Gómez del Campo indicó que estos contrastes son ilógicos. Además de la falta de los perfiles-tipo que sirvan de referentes para cada función, en los resultados influye la percepción de los aplicadores de las pruebas: en aquellas entidades con mayores problemas de violencia son más estrictos y en los estados que les parecen más seguros relajan la evaluación.
“Muchos poligrafistas estigmatizan al elemento por la zona. ¿Qué sucede?
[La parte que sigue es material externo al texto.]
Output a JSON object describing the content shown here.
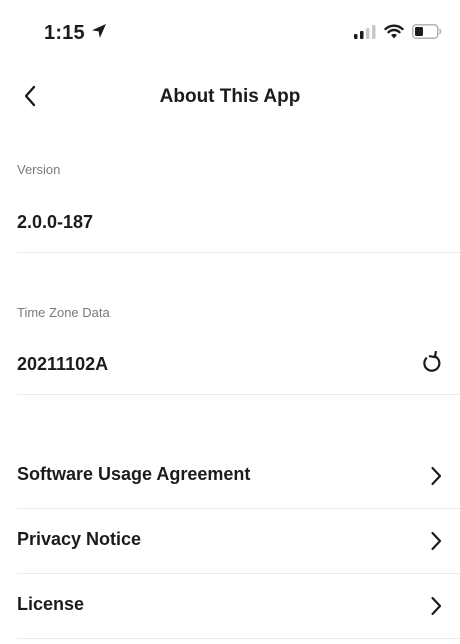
{
  "status_bar": {
    "time": "1:15",
    "location_icon": "location-arrow-icon",
    "signal_icon": "cellular-signal-icon",
    "wifi_icon": "wifi-icon",
    "battery_icon": "battery-icon"
  },
  "nav": {
    "back_icon": "chevron-left-icon",
    "title": "About This App"
  },
  "version": {
    "label": "Version",
    "value": "2.0.0-187"
  },
  "time_zone": {
    "label": "Time Zone Data",
    "value": "20211102A",
    "refresh_icon": "refresh-icon"
  },
  "menu": [
    {
      "label": "Software Usage Agreement",
      "icon": "chevron-right-icon"
    },
    {
      "label": "Privacy Notice",
      "icon": "chevron-right-icon"
    },
    {
      "label": "License",
      "icon": "chevron-right-icon"
    }
  ],
  "colors": {
    "text": "#1c1c1e",
    "secondary_text": "#7a7a7e",
    "divider": "#ebebed",
    "background": "#ffffff"
  }
}
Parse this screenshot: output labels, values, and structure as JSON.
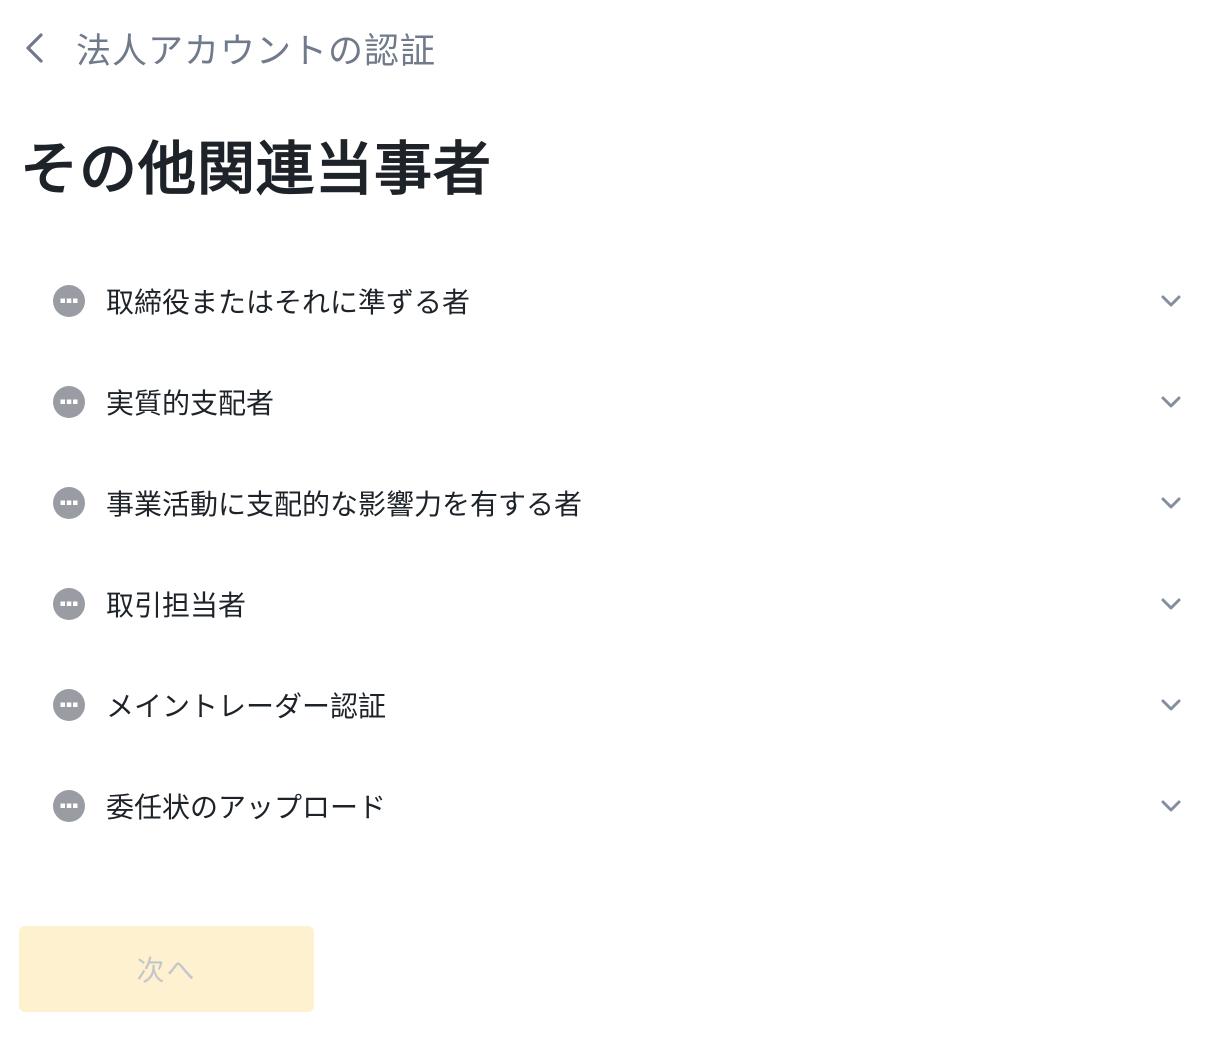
{
  "header": {
    "back_icon": "chevron-left-icon",
    "title": "法人アカウントの認証"
  },
  "page": {
    "title": "その他関連当事者"
  },
  "sections": [
    {
      "label": "取締役またはそれに準ずる者",
      "status_icon": "more-dots-icon",
      "expand_icon": "chevron-down-icon"
    },
    {
      "label": "実質的支配者",
      "status_icon": "more-dots-icon",
      "expand_icon": "chevron-down-icon"
    },
    {
      "label": "事業活動に支配的な影響力を有する者",
      "status_icon": "more-dots-icon",
      "expand_icon": "chevron-down-icon"
    },
    {
      "label": "取引担当者",
      "status_icon": "more-dots-icon",
      "expand_icon": "chevron-down-icon"
    },
    {
      "label": "メイントレーダー認証",
      "status_icon": "more-dots-icon",
      "expand_icon": "chevron-down-icon"
    },
    {
      "label": "委任状のアップロード",
      "status_icon": "more-dots-icon",
      "expand_icon": "chevron-down-icon"
    }
  ],
  "footer": {
    "next_label": "次へ",
    "next_enabled": false
  },
  "colors": {
    "text_primary": "#1e2329",
    "text_secondary": "#707a8a",
    "status_icon": "#9a9ca3",
    "chevron": "#848e9c",
    "button_disabled_bg": "#fef1cf",
    "button_disabled_text": "#c3c6cb"
  }
}
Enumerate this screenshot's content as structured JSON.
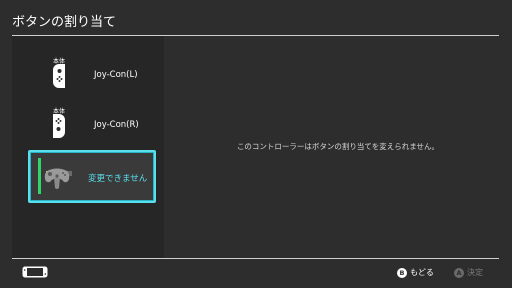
{
  "header": {
    "title": "ボタンの割り当て"
  },
  "controllers": [
    {
      "caption": "本体",
      "name": "Joy-Con(L)",
      "icon": "joycon-left-icon"
    },
    {
      "caption": "本体",
      "name": "Joy-Con(R)",
      "icon": "joycon-right-icon"
    }
  ],
  "selected_controller": {
    "status_text": "変更できません",
    "icon": "n64-controller-icon",
    "player_leds": [
      true,
      false,
      false,
      false
    ]
  },
  "message": "このコントローラーはボタンの割り当てを変えられません。",
  "footer": {
    "back": {
      "key": "B",
      "label": "もどる"
    },
    "ok": {
      "key": "A",
      "label": "決定"
    }
  },
  "colors": {
    "background": "#2d2d2d",
    "sidebar": "#262626",
    "accent": "#59e0ee",
    "led_on": "#ffe82a",
    "status_bar": "#31d66b"
  }
}
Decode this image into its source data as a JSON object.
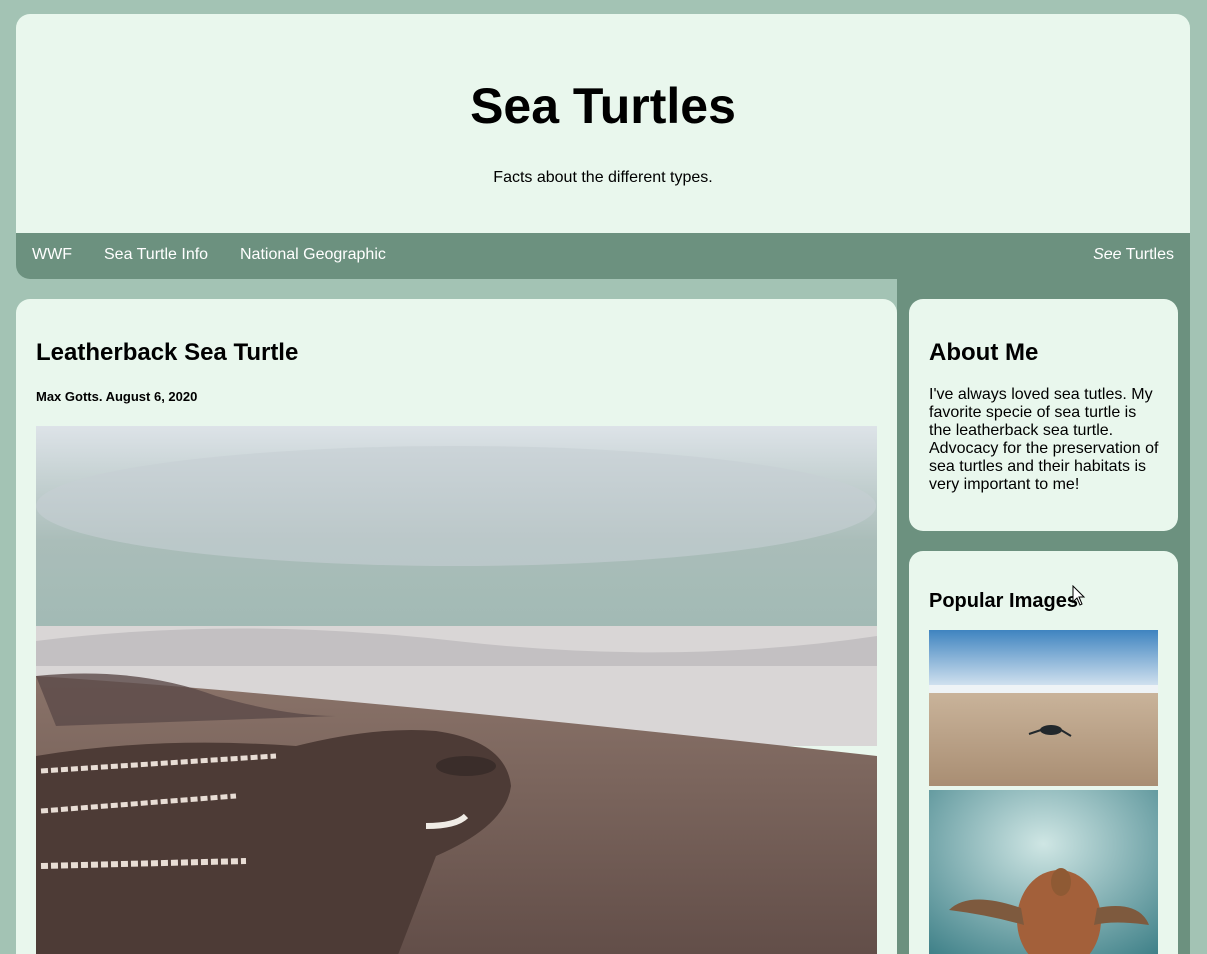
{
  "header": {
    "title": "Sea Turtles",
    "subtitle": "Facts about the different types."
  },
  "nav": {
    "links": [
      "WWF",
      "Sea Turtle Info",
      "National Geographic"
    ],
    "brand_italic": "See",
    "brand_rest": " Turtles"
  },
  "post": {
    "title": "Leatherback Sea Turtle",
    "meta": "Max Gotts. August 6, 2020"
  },
  "about": {
    "title": "About Me",
    "text": "I've always loved sea tutles. My favorite specie of sea turtle is the leatherback sea turtle. Advocacy for the preservation of sea turtles and their habitats is very important to me!"
  },
  "popular": {
    "title": "Popular Images"
  },
  "colors": {
    "page_bg": "#a3c3b4",
    "card_bg": "#e9f7ed",
    "nav_bg": "#6c917f"
  }
}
Van a levantarle el polígrafo a una persona en Tamaulipas y llegan con la idea de encontrarse con un ‘zeta’.
“El poligrafista nos diría que esto no es cierto, que él no califica, que lo hace el polígrafo, que es el que va a medir las respuestas y que él sólo va a formular las preguntas; ahí está el asunto: en la forma y en el tipo de preguntas va a buscar lo que quieren encontrar”, explicó.
Cada entidad federativa evalúa a su personal a través de los Centros de Evaluación y Control de Confianza, que fueron desarrollados a través de un modelo elaborado por el Secretariado Ejecutivo del SNSP. Todos los procedimientos están estandarizados.
Los centros estatales operan desde 2009, en fechas distintas, y sin personal especializado para aplicar las pruebas -toxicológica, psicológica, de situación patrimonial y poligráfica-, lo que provocó la formación fast-track de examinadores.
Gómez del Campo indicó que la mayoría de poligrafistas son técnicos que carecen de conocimientos de las áreas policiales y de procuración de justicia, lo que limita su trabajo y genera distorsiones en sus evaluaciones.
“Un poligrafista que vaya a examinar a un policía tiene que conocer de policía, para que sus preguntas vayan direccionadas a interpretar, independientemente de la medida tecnológica que es el polígrafo, lo que dice la persona evaluada, qué piensa y por qué lo piensa”, señaló.
Morera dijo que la prórroga de 10 meses que el Senado autorizó para que los estados puedan cumplir con la meta de certificar a la totalidad de su personal, debe de aprovecharse para revisar el modelo de evaluación y corregir todas las fallas que tiene.
“Lo que se tiene que hacer es una evaluación y un estudio de los exámenes de control de confianza y de la forma como están estructurados y operando los Centros de Evaluación”, indicó.